Seniors Emily Cummings ’12 and Maggie Stewart ’12 recently presented summer research they conducted under the direction of Professor of Geoscience John Halfman at the Annual Meeting of the Geological Society of America, in Minneapolis, Minn. At the same conference, alums April Abbott ’09 and Andrea Rocchio ’11 presented follow up work to research they each conducted with Associate Professor and Chair of the Geoscience Department Tara Curtin. Benjamin Spencer ’11 prepared a paper for the conference but was ultimately unable to attend. All five conducted research on one or more of the Finger Lakes, collecting and analyzing samples from the lakes themselves or their watersheds. Approximately 6,000 scientists attended the conference.
Cummings’ project with Halfman was titled “Nutrient Loading in the Owasco Lake Watershed: Results from an Autonomous Sampler, R2D2.” Owasco Lake is a source of drinking water for approximately 44,000 residents and supports an agricultural and tourism based economy. The lake has a residence time of one to three years, suggesting that it may be quickly influenced by runoff from precipitation events. Cummings and Halfman installed a portable water sampler near Dutch Hollow Brook on Owasco Lake to quantify nutrient fluxes to the lake and relative contributions of event and base-flow conditions. Runoff from agricultural land is a major non- point source in the Owasco watershed. Continued monitoring of Dutch Hollow through the fall will hopefully provide a robust dataset of additional event and other variations, and enable the calculation of annual nutrient loads to the lake. The researchers anticipate that the results may dictate future mitigation and remediation efforts. http://gsa.confex.com/gsa/2011AM/finalprogram/abstract_196689.htm
Stewart presented “Identification of Nutrient Sources in Two Owasco Lake Tributaries.” Two streams, Dutch Hollow Brook and Owasco Inlet which collectively drain 70 percent of the watershed, were sampled to delineate point and non-point sources and other factors affecting delivery of nutrients to the lake. Identification of pollutant sources would dictate mitigation and remediation efforts to improve water quality in the lake. Runoff from agricultural land is a major non-point source in the Owasco watershed. Stewart and Halfman suggested that Owasco Lake residents support mitigation and remediation within this tributary’s watershed to see if nutrient loading is reduced in the future.

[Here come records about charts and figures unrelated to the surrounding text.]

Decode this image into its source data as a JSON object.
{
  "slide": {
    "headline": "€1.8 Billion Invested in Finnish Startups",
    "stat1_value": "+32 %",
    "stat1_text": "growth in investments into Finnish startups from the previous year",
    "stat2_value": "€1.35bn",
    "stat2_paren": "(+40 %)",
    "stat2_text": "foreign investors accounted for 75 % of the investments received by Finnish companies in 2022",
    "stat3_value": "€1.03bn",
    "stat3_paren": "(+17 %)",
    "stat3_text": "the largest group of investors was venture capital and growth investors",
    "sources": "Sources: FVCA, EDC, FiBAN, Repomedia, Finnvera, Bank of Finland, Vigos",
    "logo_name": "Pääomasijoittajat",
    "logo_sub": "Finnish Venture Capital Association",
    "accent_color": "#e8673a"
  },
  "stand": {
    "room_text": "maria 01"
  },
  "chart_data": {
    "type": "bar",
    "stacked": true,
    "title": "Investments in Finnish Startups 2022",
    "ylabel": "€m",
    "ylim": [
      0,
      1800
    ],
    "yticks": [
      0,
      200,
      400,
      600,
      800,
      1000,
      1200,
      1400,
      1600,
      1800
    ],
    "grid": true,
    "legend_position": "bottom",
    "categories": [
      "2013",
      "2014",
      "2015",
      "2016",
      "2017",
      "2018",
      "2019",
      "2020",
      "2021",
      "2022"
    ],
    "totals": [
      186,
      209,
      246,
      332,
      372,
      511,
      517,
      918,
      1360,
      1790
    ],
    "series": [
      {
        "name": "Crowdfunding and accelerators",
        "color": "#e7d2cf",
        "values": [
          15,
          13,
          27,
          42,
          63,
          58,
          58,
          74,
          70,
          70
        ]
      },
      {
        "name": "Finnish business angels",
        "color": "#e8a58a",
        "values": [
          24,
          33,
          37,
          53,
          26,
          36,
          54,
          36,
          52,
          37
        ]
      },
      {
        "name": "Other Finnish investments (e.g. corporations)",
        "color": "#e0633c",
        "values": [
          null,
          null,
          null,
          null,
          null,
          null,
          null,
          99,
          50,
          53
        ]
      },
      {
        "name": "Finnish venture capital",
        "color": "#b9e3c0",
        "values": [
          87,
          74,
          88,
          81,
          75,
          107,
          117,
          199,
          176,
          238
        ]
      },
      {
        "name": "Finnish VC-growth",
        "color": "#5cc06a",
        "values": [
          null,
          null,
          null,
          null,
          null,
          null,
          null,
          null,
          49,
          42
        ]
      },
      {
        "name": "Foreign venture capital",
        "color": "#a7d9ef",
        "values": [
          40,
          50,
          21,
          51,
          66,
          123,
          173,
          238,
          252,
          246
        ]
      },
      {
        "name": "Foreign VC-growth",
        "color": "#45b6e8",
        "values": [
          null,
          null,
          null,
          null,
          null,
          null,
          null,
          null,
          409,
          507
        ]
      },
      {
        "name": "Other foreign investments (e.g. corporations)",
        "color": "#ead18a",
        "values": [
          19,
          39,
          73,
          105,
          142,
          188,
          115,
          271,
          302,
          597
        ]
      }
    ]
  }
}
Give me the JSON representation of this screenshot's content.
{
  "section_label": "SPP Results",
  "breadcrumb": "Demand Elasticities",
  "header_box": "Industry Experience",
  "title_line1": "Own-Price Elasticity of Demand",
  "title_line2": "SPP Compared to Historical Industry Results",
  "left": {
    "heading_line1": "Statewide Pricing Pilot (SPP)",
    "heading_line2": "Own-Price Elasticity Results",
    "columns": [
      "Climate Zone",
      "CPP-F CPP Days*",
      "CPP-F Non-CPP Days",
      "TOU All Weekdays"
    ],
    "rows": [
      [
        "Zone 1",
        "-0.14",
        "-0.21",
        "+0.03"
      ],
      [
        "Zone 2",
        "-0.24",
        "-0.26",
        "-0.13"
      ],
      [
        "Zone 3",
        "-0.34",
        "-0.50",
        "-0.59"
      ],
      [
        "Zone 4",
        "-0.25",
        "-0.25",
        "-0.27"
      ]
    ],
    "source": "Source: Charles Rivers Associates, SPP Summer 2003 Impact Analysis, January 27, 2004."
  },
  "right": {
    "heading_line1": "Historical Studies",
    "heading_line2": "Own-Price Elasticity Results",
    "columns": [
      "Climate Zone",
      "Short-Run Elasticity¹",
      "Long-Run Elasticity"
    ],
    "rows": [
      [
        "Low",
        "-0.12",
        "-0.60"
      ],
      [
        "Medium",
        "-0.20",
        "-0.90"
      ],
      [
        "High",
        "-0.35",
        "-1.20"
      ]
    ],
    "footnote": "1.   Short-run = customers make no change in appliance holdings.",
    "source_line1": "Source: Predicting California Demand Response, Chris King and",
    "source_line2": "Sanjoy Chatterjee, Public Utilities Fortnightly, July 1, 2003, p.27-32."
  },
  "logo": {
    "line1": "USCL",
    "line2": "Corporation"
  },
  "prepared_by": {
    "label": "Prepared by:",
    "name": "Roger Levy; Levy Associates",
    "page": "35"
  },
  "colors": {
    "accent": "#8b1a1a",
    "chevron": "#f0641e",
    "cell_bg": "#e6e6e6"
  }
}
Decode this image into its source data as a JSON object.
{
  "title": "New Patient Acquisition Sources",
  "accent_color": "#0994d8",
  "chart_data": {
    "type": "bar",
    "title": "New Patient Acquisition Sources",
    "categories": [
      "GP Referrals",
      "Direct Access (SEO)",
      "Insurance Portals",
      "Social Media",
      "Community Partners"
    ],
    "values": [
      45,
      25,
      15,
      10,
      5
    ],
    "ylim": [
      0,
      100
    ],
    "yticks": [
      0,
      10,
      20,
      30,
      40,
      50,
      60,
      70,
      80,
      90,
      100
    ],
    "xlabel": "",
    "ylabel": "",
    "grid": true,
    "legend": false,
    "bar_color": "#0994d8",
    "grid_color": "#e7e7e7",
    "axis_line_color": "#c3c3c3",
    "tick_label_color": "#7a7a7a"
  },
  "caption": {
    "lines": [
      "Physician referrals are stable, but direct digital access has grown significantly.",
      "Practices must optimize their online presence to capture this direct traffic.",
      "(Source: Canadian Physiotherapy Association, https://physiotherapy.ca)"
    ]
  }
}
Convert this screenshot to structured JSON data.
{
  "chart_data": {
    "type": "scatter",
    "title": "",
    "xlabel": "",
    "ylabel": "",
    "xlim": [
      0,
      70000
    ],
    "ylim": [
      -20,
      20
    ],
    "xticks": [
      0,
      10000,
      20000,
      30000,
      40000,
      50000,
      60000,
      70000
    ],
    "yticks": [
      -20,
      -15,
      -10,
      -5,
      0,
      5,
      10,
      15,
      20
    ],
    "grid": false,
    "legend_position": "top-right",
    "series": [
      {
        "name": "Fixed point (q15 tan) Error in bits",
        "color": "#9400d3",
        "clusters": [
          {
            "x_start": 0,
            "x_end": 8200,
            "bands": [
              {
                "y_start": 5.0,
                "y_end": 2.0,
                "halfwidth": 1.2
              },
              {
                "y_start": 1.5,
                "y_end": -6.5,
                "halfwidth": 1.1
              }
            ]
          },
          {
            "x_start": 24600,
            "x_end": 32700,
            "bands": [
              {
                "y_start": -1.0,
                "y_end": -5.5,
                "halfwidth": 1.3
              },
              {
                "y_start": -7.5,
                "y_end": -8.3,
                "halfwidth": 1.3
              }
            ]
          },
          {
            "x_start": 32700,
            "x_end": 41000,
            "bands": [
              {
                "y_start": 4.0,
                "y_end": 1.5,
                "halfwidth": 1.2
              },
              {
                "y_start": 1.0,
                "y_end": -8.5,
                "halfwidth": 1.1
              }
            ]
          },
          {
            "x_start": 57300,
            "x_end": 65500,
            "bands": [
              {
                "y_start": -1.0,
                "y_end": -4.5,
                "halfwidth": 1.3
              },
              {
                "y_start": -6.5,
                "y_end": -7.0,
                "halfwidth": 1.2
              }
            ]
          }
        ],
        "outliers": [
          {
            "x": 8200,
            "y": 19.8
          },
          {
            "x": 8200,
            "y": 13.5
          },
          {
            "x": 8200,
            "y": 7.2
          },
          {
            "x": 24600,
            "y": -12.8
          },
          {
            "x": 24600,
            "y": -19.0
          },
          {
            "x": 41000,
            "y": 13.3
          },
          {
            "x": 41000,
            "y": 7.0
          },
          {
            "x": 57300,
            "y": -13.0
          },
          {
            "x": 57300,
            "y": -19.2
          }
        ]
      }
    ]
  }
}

Abbott presented “Historic Mercury Deposition in Two New York Finger Lakes.” Abbott and Curtin documented changes in mercury loading to Seneca Lake and Owasco Lake over the past 200 years. Mercury fluxes to the lakes were affected by not only atmospheric emissions, but also sediment transport from the watershed, largely as a result of changes in land use practices. An increase in mercury concentration in the lake sediment is coincident with an increase in the land area used for agriculture in both watersheds. Historic industry (e.g., tanneries, paper mills) along waterways that fed the lakes may have also contributed some mercury.
Rocchio presented, “Phosphorus Cycling and the Effectiveness of Recent Alum Treatments in Honeoye Lake, N.Y.,” part of her independent study with Curtin during her senior year. She also was awarded funds from the Rochester Academy of Science and Sigma Xi to support her independent study research project with Curtin this past academic year. Despite the increase in phosphorous (P) retention by the sediment as the result of recent alum treatments to the lake, P levels in the lake water column continue to increase, likely as a result of external P-loading via runoff and stream influx.
Spencer’s paper is the culmination of years of work and his independent study with Curtin this past spring 2011. In their paper, “Post-Glacial Relatiev Lake Level Fluctuations in the Seneca Lake Basin, N.Y.,” Spencer and Curtin investigated how lake level in Seneca Lake varied over the past 14,000 years as a result of the changing position of the retreating Laurentide ice sheet, river outlet position, post-glacial isostatic rebound, and hydrologic budget. They proposed that isostatic rebound played a larger role in changing lake level than previously recognized and found that post-glacial isostatic rebound, not climate, drove large-scale (10s of meters) changes in lake level.
In the photo above Emily Cummings ’12 and Maggie Stewart ’12 are pictured with Professor John Halfman.